I am trying to solve an optimization problem in which there is a set of tasks, $$S$$, where $$s_i$$ and $$e_i$$ are the starting and ending time of task $$i \in S$$. Each task $$i$$ must be done within its own time window $$[a_i, b_i]$$: $$$$a_i \le s_i, \forall i \in S$$$$ $$$$e_i \le b_i, \forall i \in S$$$$

I would like to compute the time between all the pairs of tasks. That is, $$s_j-e_i$$ (if $$i$$ is scheduled before $$j$$) or $$s_i-e_j$$ (if $$j$$ is scheduled before $$i$$).

The objective is to minimize the times between all the pairs of tasks. How can I define it?

• Do you have a single resource or multiple ones? Is there any relationship between the tasks? Nov 15, 2023 at 11:41
• Only one resource is considered. Furthermore, tasks are independent.

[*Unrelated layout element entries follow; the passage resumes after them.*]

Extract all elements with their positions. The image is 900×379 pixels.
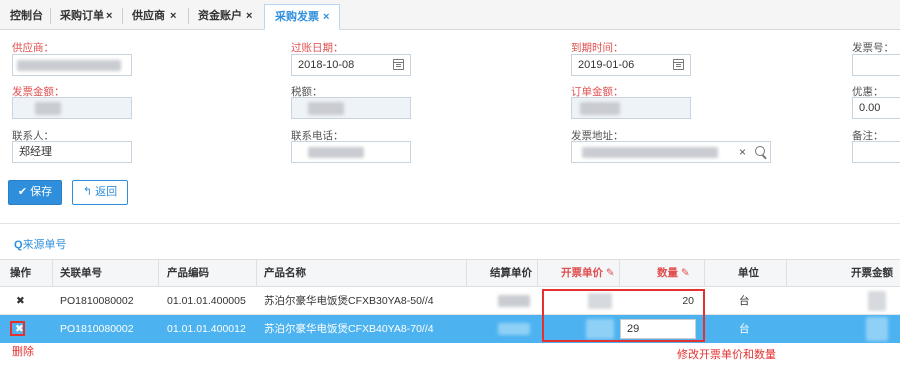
invoice-amount-field[interactable] (12, 97, 132, 119)
redacted-value (35, 102, 61, 115)
product-name-cell: 苏泊尔豪华电饭煲CFXB40YA8-70//4 (264, 323, 434, 335)
redacted-value (580, 102, 620, 115)
table-row[interactable]: ✖ PO1810080002 01.01.01.400012 苏泊尔豪华电饭煲C… (0, 315, 900, 343)
col-product-name: 产品名称 (264, 267, 306, 279)
calendar-icon[interactable] (393, 59, 404, 70)
redacted-value (582, 147, 718, 158)
tax-field[interactable] (291, 97, 411, 119)
col-divider (704, 260, 705, 286)
col-action: 操作 (10, 267, 31, 279)
post-date-value: 2018-10-08 (298, 59, 355, 71)
source-order-link[interactable]: Q来源单号 (14, 236, 67, 252)
order-no-cell: PO1810080002 (60, 295, 134, 307)
due-date-value: 2019-01-06 (578, 59, 635, 71)
post-date-label: 过账日期： (291, 42, 344, 54)
due-date-field[interactable]: 2019-01-06 (571, 54, 691, 76)
contact-field[interactable]: 郑经理 (12, 141, 132, 163)
invoice-no-label: 发票号： (852, 42, 894, 54)
col-invoice-price: 开票单价 ✎ (561, 260, 615, 286)
contact-value: 郑经理 (19, 146, 52, 158)
supplier-field[interactable] (12, 54, 132, 76)
tab-label: 采购订单 (60, 10, 104, 22)
order-no-cell: PO1810080002 (60, 323, 134, 335)
col-quantity: 数量 ✎ (657, 260, 690, 286)
due-date-label: 到期时间： (571, 42, 624, 54)
clear-icon[interactable]: × (739, 142, 746, 162)
col-divider (537, 260, 538, 286)
tab-label: 控制台 (10, 10, 43, 22)
quantity-label: 数量 (657, 267, 678, 279)
unit-cell: 台 (739, 295, 750, 307)
remark-field[interactable] (852, 141, 900, 163)
calendar-icon[interactable] (673, 59, 684, 70)
invoice-no-field[interactable] (852, 54, 900, 76)
address-field[interactable]: × (571, 141, 771, 163)
invoice-price-label: 开票单价 (561, 267, 603, 279)
col-divider (158, 260, 159, 286)
edit-icon: ✎ (605, 267, 615, 279)
back-arrow-icon: ↰ (82, 186, 93, 198)
col-order-no: 关联单号 (60, 267, 102, 279)
delete-highlight-box (10, 321, 25, 336)
col-product-code: 产品编码 (167, 267, 209, 279)
table-row[interactable]: ✖ PO1810080002 01.01.01.400005 苏泊尔豪华电饭煲C… (0, 287, 900, 315)
col-settle-price: 结算单价 (490, 267, 532, 279)
tab-supplier[interactable]: 供应商 × (122, 4, 188, 30)
tab-label: 采购发票 (275, 11, 319, 23)
tab-label: 供应商 (132, 10, 165, 22)
redacted-value (868, 291, 886, 311)
table-header: 操作 关联单号 产品编码 产品名称 结算单价 开票单价 ✎ 数量 ✎ 单位 开票… (0, 259, 900, 287)
search-icon[interactable] (755, 146, 765, 156)
edit-highlight-box (542, 289, 705, 342)
tab-bar: 控制台 采购订单 × 供应商 × 资金账户 × 采购发票 × (0, 0, 900, 30)
edit-annotation: 修改开票单价和数量 (677, 349, 776, 361)
phone-field[interactable] (291, 141, 411, 163)
tab-dashboard[interactable]: 控制台 (0, 4, 50, 30)
col-unit: 单位 (738, 267, 759, 279)
delete-annotation: 删除 (12, 346, 34, 358)
back-label: 返回 (95, 186, 118, 198)
save-button[interactable]: ✔ 保存 (8, 180, 62, 205)
redacted-value (17, 60, 121, 71)
discount-field[interactable]: 0.00 (852, 97, 900, 119)
order-amount-field[interactable] (571, 97, 691, 119)
col-divider (256, 260, 257, 286)
redacted-value (498, 323, 530, 335)
close-icon[interactable]: × (170, 4, 176, 29)
tab-label: 资金账户 (198, 10, 242, 22)
tab-fund-account[interactable]: 资金账户 × (188, 4, 264, 30)
section-divider (0, 223, 900, 224)
col-divider (786, 260, 787, 286)
col-invoice-amount: 开票金额 (851, 267, 893, 279)
source-link-label: 来源单号 (22, 239, 67, 251)
save-label: 保存 (30, 186, 53, 198)
back-button[interactable]: ↰ 返回 (72, 180, 128, 205)
search-icon: Q (14, 239, 23, 251)
unit-cell: 台 (739, 323, 750, 335)
edit-icon: ✎ (680, 267, 690, 279)
redacted-value (308, 102, 344, 115)
tab-purchase-invoice[interactable]: 采购发票 × (264, 4, 340, 30)
supplier-label: 供应商： (12, 42, 54, 54)
discount-value: 0.00 (859, 102, 881, 114)
redacted-value (308, 147, 364, 158)
post-date-field[interactable]: 2018-10-08 (291, 54, 411, 76)
product-name-cell: 苏泊尔豪华电饭煲CFXB30YA8-50//4 (264, 295, 434, 307)
product-code-cell: 01.01.01.400005 (167, 295, 246, 307)
redacted-value (866, 317, 888, 341)
close-icon[interactable]: × (106, 4, 112, 29)
product-code-cell: 01.01.01.400012 (167, 323, 246, 335)
redacted-value (498, 295, 530, 307)
col-divider (466, 260, 467, 286)
col-divider (619, 260, 620, 286)
check-icon: ✔ (17, 186, 28, 198)
tab-purchase-order[interactable]: 采购订单 × (50, 4, 122, 30)
delete-icon[interactable]: ✖ (16, 287, 25, 315)
close-icon[interactable]: × (246, 4, 252, 29)
close-icon[interactable]: × (323, 5, 329, 30)
col-divider (52, 260, 53, 286)
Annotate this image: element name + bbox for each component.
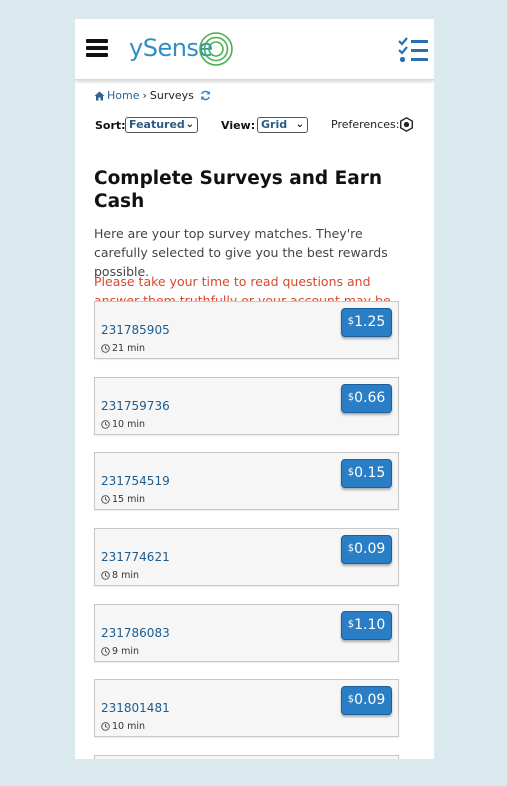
- preferences-label: Preferences:: [331, 118, 400, 131]
- survey-duration-text: 10 min: [112, 721, 146, 732]
- survey-card[interactable]: 231774621 8 min $0.09: [94, 528, 399, 586]
- page-container: ySense Home › Surveys Sort: Featured ⌄ V…: [75, 19, 434, 759]
- currency-symbol: $: [347, 619, 355, 630]
- reward-amount: 0.66: [354, 390, 386, 406]
- survey-id[interactable]: 231754519: [101, 474, 170, 488]
- survey-id[interactable]: 231774621: [101, 550, 170, 564]
- survey-card[interactable]: 231786083 9 min $1.10: [94, 604, 399, 662]
- clock-icon: [101, 647, 110, 656]
- reward-amount: 1.10: [354, 617, 386, 633]
- view-label: View:: [221, 119, 256, 132]
- survey-id[interactable]: 231786083: [101, 626, 170, 640]
- survey-id[interactable]: 231785905: [101, 323, 170, 337]
- view-select[interactable]: Grid ⌄: [257, 117, 308, 133]
- gear-icon[interactable]: [399, 117, 414, 132]
- survey-duration-text: 15 min: [112, 494, 146, 505]
- survey-card[interactable]: 231801481 10 min $0.09: [94, 679, 399, 737]
- clock-icon: [101, 571, 110, 580]
- survey-card[interactable]: 231759736 10 min $0.66: [94, 377, 399, 435]
- survey-card[interactable]: 231754519 15 min $0.15: [94, 452, 399, 510]
- main-content: Home › Surveys Sort: Featured ⌄ View: Gr…: [75, 79, 434, 759]
- survey-duration: 8 min: [101, 570, 139, 581]
- reward-amount: 1.25: [354, 314, 386, 330]
- currency-symbol: $: [347, 316, 355, 327]
- clock-icon: [101, 420, 110, 429]
- sort-label: Sort:: [95, 119, 126, 132]
- survey-duration-text: 9 min: [112, 646, 139, 657]
- menu-icon[interactable]: [86, 39, 108, 57]
- breadcrumb-home-label: Home: [107, 89, 140, 102]
- survey-reward-button[interactable]: $0.09: [341, 686, 392, 715]
- survey-duration: 10 min: [101, 721, 145, 732]
- survey-card[interactable]: 231785905 21 min $1.25: [94, 301, 399, 359]
- survey-duration-text: 10 min: [112, 419, 146, 430]
- survey-reward-button[interactable]: $0.15: [341, 459, 392, 488]
- survey-reward-button[interactable]: $1.25: [341, 308, 392, 337]
- sort-select[interactable]: Featured ⌄: [125, 117, 198, 133]
- home-icon: [94, 91, 105, 100]
- clock-icon: [101, 344, 110, 353]
- chevron-down-icon: ⌄: [185, 119, 194, 130]
- survey-duration: 9 min: [101, 646, 139, 657]
- page-title: Complete Surveys and Earn Cash: [94, 168, 383, 212]
- currency-symbol: $: [347, 694, 355, 705]
- chevron-down-icon: ⌄: [295, 119, 304, 130]
- reward-amount: 0.15: [354, 465, 386, 481]
- currency-symbol: $: [347, 392, 355, 403]
- survey-reward-button[interactable]: $0.66: [341, 384, 392, 413]
- survey-card-partial[interactable]: [94, 755, 399, 759]
- breadcrumb-current: Surveys: [149, 89, 194, 102]
- clock-icon: [101, 722, 110, 731]
- currency-symbol: $: [347, 467, 355, 478]
- currency-symbol: $: [347, 543, 355, 554]
- breadcrumb: Home › Surveys: [94, 89, 211, 102]
- reward-amount: 0.09: [354, 692, 386, 708]
- survey-controls: Sort: Featured ⌄ View: Grid ⌄ Preference…: [95, 117, 415, 135]
- survey-duration: 21 min: [101, 343, 145, 354]
- survey-duration: 15 min: [101, 494, 145, 505]
- reward-amount: 0.09: [354, 541, 386, 557]
- survey-id[interactable]: 231759736: [101, 399, 170, 413]
- top-header: ySense: [75, 19, 434, 80]
- refresh-icon[interactable]: [200, 90, 211, 101]
- survey-duration: 10 min: [101, 419, 145, 430]
- clock-icon: [101, 495, 110, 504]
- survey-id[interactable]: 231801481: [101, 701, 170, 715]
- task-list-icon[interactable]: [398, 37, 429, 63]
- breadcrumb-separator: ›: [142, 89, 147, 102]
- survey-reward-button[interactable]: $0.09: [341, 535, 392, 564]
- ysense-logo[interactable]: ySense: [129, 30, 234, 70]
- sort-select-value: Featured: [129, 118, 185, 131]
- survey-duration-text: 8 min: [112, 570, 139, 581]
- survey-reward-button[interactable]: $1.10: [341, 611, 392, 640]
- survey-duration-text: 21 min: [112, 343, 146, 354]
- view-select-value: Grid: [261, 118, 288, 131]
- logo-rings-icon: [199, 32, 233, 66]
- breadcrumb-home[interactable]: Home: [94, 89, 139, 102]
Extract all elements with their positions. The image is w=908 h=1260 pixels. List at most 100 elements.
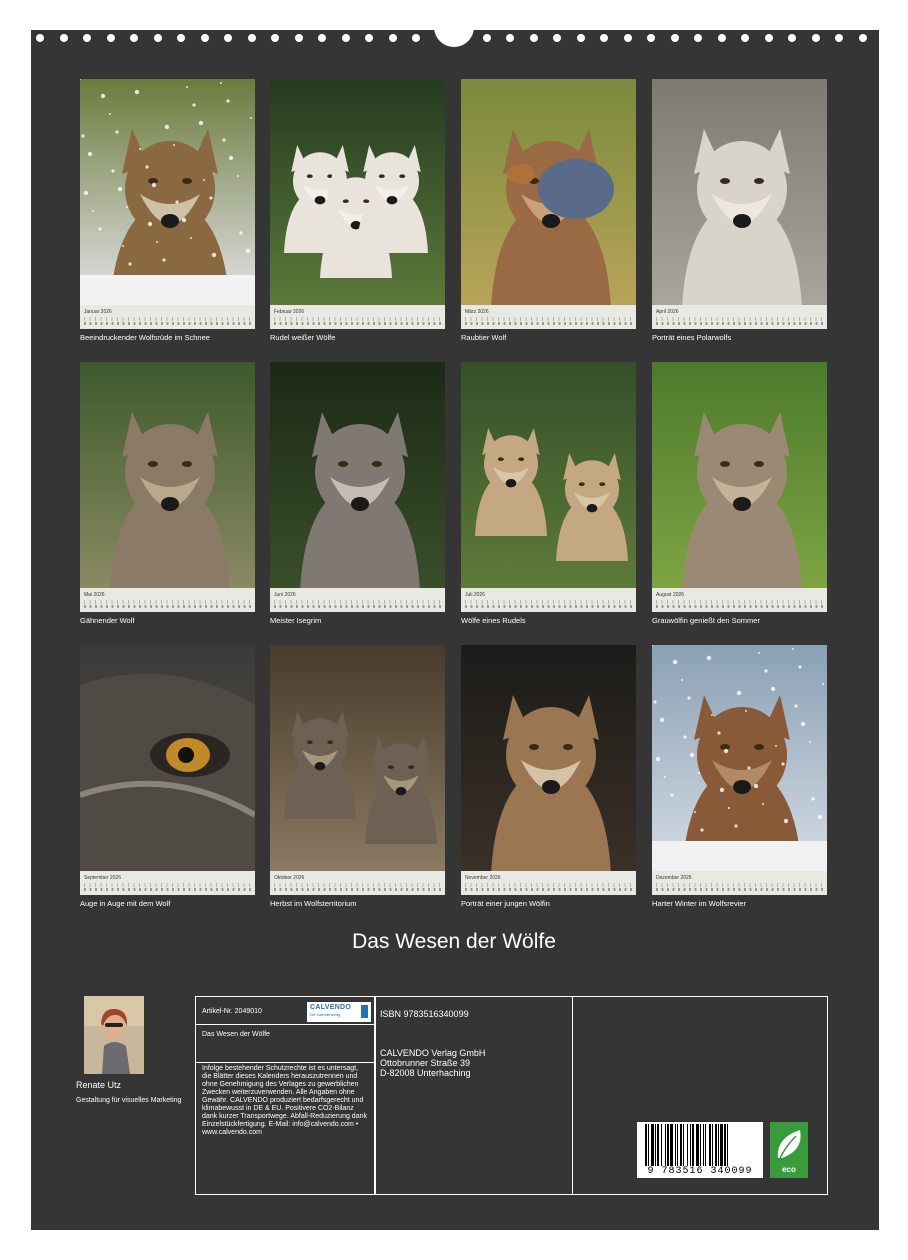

Nov 17, 2023 at 16:35

What you could do is the following: Introduce variable $$t_{ij}$$ that is the time between tasks $$i$$ and $$j$$. This variable is only defined for once per pair $$ij$$, therefore the $$j >i$$. Then, you can write:
\begin{align} \ & \min \sum_{i \in S}\sum_{j \in S, j>i} t_{ij} \; \\ \end{align}
\begin{align} & s_j - e_i \leq t_{ij} & \forall i,j \in S, j>i \tag1 \\ & s_i - e_j \leq t_{ij} & \forall i,j \in S, j>i \tag2 \\ \end{align}